The Illini will soon begin preparations for the upcoming home game with Michigan a week from Saturday. The Illini changed their defensive approach to account for swift Wolverine quarterback Denard Robinson last year, and they ended up permitting a scoring onslaught.
While the Illini sought to contain Robinson's runs, UM's first play from scrimmage was a long TD bomb, and everything snowballed from there.
"We probably overemphasized that last year. That first play, everybody was looking at him, and he threw the ball. The guy's running right by us. They run that same play this year, believe it or not."
Koenning will likely try a different approach this time, out of necessity.
"I think we need to concentrate on stopping Michigan because they've got a lot of other good players. Stopping the running backs and receivers.
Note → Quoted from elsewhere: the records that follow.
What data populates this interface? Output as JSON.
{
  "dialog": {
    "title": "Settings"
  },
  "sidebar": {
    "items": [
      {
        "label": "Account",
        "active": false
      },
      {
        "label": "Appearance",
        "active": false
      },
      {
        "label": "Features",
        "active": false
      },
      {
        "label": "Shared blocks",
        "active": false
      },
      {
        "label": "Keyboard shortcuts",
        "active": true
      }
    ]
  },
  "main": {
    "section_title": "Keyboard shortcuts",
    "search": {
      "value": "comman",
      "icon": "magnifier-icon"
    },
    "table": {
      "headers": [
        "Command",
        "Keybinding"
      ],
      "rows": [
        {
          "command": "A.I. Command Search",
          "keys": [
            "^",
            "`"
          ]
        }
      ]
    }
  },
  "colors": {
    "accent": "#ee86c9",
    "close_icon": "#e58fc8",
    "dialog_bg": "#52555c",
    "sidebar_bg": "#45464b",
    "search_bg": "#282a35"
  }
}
Their line blocked us handily last year. That's who we need to concentrate on stopping."
Koenning says new head coach Brady Hoke is employing a mixture of former coach Rich Rodriguez's offense with his preferred approach.
"Some of it is the same, some of it is different. Some of it is Rich Rod's stuff, but a lot of other people run that offense too. They've combined that with power. Now they've got the two quarterback system going. We'll try to come up with a plan that fits our players best and go from there."
The Illini players got some rest, but Koenning and his fellow staffers didn't. They must continue to toe the line. There is still much at stake, and they want to do everything in their power to earn more wins.